The administration tried to remedy this in 2012, by implementing the SOPA and PIPA bills, but these were shelved after public outrage. Many people feared that uploading copyrighted YouTube videos could possibly land them in jail and took their concerns to the streets.
However, fast forward a few years and the same plan is back on the table.
“The Administration recommends that Congress amend the law to create a felony penalty for unauthorized Internet streaming. Specifically, we recommend the creation of legislation to establish a felony charge for infringement through unauthorized public performances conducted for commercial advantage or private financial gain,” Bitkower explained.
“It would emphasize the seriousness of the threat that unauthorized streaming poses to legitimate copyright holders, clarify the scope of conduct deemed to be illegal in order to deter potential infringers, and provide the Department with an important tool to prosecute and deter illicit Internet streaming.”
In addition to criminalizing illicit streaming, Bitkower also called for persistent funds to support its international operations. In recent years the DoJ has educated police forces abroad to deal with copyright infringement. This apparently includes training on very basic skills, such as how to connect to the Internet in the first place.
“The program has realized numerous successes, including a Ukrainian police officer who, after receiving training, was able to use a dial-up Internet connection from his home computer to bring down the largest illegal file sharing service in his country,” Bitkower said.
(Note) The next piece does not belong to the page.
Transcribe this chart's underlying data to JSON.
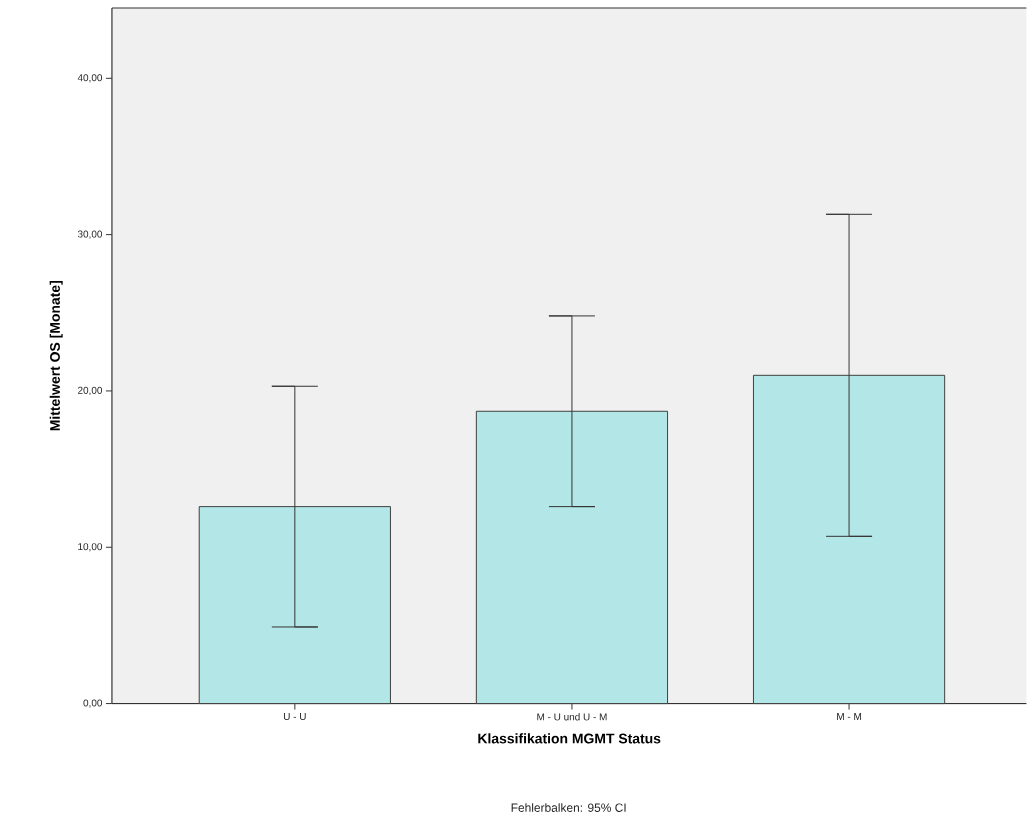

The international program helped to shut down Megaupload, but could also target The Pirate Bay through tools such as “diplomatic and trade-based pressure.” Worryingly, the United States has trouble getting the facts rights, as it believes that the political Pirate Party is connected to The Pirate Bay.
“In addition to the Mega Conspiracy described above, we have seen The Pirate Bay start as a file sharing site for unauthorized copies of works in Sweden, expand to other countries, and even develop its own political party in Europe,” Bitkower noted.
Mistakes aside, it’s clear that the Obama administration hasn’t lost its focus on copyright infringement.
All recommendations are aimed at more prosecutions, more international pressure and tougher punishments for pirates. Time will tell whether they can get Congress to agree this time around.